Éditorial – Certitudes, incertitudes… (T 1621)
Après des mois de scepticisme, de déprime collective, d’invectives politiques, de violences verbales, voire physiques, la France, quoiqu’il arrive, sort renforcée par ces Jeux olympiques. Bien sûr, il y aura toujours matière à polémique : certaines scènes sur la Seine pour l’ouverture, quelques dysfonctionnements çà et là – mais souvent très vite corrigées. Nous pouvons constater un engouement populaire dépassant largement le simple public français. Les stades et sites de compétition sont pleins à craquer, la France accueille le monde et cela se voit. Cette réussite n’est pas due au hasard, mais bien à l’immense travail réalisé depuis des années par tous les acteurs concernés, de l’État, des collectivités territoriales, des fédérations, des organisations sportives avec le Comité international olympique (CIO) en tête de file, jusqu’aux dizaines de milliers de bénévoles, sans oublier les Forces armées, les Forces de sécurité intérieures largement applaudies dans leur travail de sécurisation. Et de fait, les corbeaux noirs des extrêmes qui ne cessaient de « tweeter » à l’incapacité de la France à organiser un tel événement ont bien fait de prendre des vacances, tellement leur incapacité à fédérer, à positiver et à apprécier est grande.
Bien entendu, cette période sera éphémère et ne parviendra pas à résoudre tous les problèmes de la France. Il n’en demeure pas moins que le pari des Jeux olympiques et paralympiques (JOP) de Paris 2024 est, jusqu’à présent, réussi et il faut s’en réjouir. Un État démocratique, libéral et européen est encore capable de réaliser un tel événement et c’est tant mieux dans un monde d’incertitudes stratégiques.
Parmi les certitudes de ce mois d’août exceptionnel, figure la défaite médiatique de la Russie. Certes, celle-ci progresse dans son grignotage sur la ligne de front en Ukraine, mais Kyiv tient bon. Les premiers avions F16 viennent d’arriver et le simple survol de Kyiv ou d’Odessa par ces avions vient renforcer le moral d’une population largement éprouvée. Le F16 sera-t-il à l’Ukraine, ce que les Spitfire furent aux Britanniques à l’été 1940 ? Pour Moscou, le bilan estival est plus négatif : les manœuvres de déstabilisation des JOP ont échoué, la propagande du Kremlin autour du sport en victimisant ses athlètes n’a rien donné, d’autant plus que le partenaire stratégique qu’est la Chine bénéficie pleinement de l’effet JO et récolte à grande vitesse les médailles, se souciant fort peu des états d’âme des Russes. Là encore, il faut rester prudent et la rentrée ne verra probablement pas l’euphorie olympique se poursuivre. Cependant, cela fonctionne jusqu’à présent, et c’est tant mieux.

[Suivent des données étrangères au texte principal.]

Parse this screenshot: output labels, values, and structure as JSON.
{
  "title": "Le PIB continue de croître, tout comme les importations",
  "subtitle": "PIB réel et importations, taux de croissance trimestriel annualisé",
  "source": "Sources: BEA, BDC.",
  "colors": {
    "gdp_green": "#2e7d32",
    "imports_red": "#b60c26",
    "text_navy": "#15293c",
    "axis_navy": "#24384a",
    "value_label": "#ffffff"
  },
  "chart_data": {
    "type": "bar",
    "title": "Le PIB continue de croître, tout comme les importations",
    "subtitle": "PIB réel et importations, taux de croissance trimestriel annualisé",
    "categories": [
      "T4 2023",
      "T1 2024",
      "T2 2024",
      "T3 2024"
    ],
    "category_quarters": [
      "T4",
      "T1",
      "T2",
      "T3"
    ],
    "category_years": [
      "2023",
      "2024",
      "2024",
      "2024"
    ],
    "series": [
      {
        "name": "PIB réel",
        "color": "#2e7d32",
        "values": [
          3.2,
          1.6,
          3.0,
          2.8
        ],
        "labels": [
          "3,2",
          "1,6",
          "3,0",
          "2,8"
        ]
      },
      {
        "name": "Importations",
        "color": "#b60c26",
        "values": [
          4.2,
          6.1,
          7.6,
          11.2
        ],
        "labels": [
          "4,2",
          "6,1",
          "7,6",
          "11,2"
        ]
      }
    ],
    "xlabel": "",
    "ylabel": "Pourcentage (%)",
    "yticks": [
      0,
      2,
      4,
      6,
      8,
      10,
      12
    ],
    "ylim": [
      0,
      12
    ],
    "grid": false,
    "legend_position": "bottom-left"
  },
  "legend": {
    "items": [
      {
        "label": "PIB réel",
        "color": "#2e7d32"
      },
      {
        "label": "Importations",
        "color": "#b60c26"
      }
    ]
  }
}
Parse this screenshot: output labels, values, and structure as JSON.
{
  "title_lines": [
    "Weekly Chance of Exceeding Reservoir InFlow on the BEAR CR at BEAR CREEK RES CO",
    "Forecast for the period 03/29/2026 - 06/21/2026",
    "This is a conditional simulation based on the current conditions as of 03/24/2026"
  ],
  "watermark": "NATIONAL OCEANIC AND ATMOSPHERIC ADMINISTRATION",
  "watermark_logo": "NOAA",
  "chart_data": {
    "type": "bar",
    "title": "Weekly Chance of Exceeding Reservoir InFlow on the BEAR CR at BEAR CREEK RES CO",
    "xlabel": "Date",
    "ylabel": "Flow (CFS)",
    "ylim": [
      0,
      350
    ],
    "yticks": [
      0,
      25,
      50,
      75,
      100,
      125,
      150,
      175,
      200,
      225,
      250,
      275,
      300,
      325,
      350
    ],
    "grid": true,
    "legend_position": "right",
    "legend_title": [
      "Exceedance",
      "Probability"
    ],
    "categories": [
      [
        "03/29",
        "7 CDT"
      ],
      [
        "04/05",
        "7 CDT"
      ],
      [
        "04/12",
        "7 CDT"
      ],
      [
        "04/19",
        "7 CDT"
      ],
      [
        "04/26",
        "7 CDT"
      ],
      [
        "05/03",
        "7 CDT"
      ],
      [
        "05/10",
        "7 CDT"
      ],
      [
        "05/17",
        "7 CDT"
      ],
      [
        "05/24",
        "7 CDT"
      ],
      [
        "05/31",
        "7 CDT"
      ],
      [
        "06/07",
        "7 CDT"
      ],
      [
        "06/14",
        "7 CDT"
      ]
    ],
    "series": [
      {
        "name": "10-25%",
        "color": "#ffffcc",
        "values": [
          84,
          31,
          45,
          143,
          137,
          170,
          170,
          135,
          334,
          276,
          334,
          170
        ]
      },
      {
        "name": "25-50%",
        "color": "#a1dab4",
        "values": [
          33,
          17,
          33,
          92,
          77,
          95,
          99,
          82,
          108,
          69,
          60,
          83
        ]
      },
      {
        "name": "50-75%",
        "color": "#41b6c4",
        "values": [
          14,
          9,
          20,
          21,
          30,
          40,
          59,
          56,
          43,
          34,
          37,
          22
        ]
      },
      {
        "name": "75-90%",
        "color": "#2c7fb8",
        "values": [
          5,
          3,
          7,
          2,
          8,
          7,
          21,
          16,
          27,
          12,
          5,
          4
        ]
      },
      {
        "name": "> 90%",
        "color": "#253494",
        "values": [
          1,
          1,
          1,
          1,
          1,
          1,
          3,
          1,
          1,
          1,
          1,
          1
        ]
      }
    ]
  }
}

En revanche, une grande incertitude stratégique touche le Proche et Moyen-Orient avec des conséquences incalculables en cas de dérapage complet. L’élimination ciblée du chef politique du Hamas, Ismaël Hanyeh, en plein cœur de Téhéran et à l’occasion de l’intronisation du nouveau président iranien, ouvre une période inédite avec un risque de déflagration majeure si la diplomatie ne parvient pas à limiter la réponse de Téhéran. Chaque heure qui passe accroît la tension, tandis que chacun se prépare au pire. D’autant plus que, depuis les attaques terroristes du 7 octobre, seules les armes parlent, les tentatives de négociations étant bloquées par l’intransigeance des uns et la surenchère des autres. Sans oublier les grands dossiers que sont le nucléaire iranien et la succession potentielle du Guide suprême, l’Ayatollah Khamenei. Une grande partie de notre avenir est donc en train de s’écrire dans cette région, sans que l’on connaisse la conclusion du drame… si conclusion il y a !
Ces incertitudes stratégiques s’inscrivent également dans le cadre de la course à la Maison Blanche avec, là aussi, une inconnue majeure : la « Kamalamania » peut-elle rebattre les cartes d’une élection qui voyait, il y a encore quelques semaines, Donald Trump, auréolé de sa survie miraculeuse, quasi assuré de l’emporter sur un Joe Biden, trop âgé et usé pour résister au rouleau compresseur républicain ? Trump est désormais sur la défensive, l’obligeant déjà à revoir sa campagne face à Kamala Harris qui a su, en quelques heures, endosser l’habit de candidat avec une efficacité que peu lui prêtaient jusqu’à présent.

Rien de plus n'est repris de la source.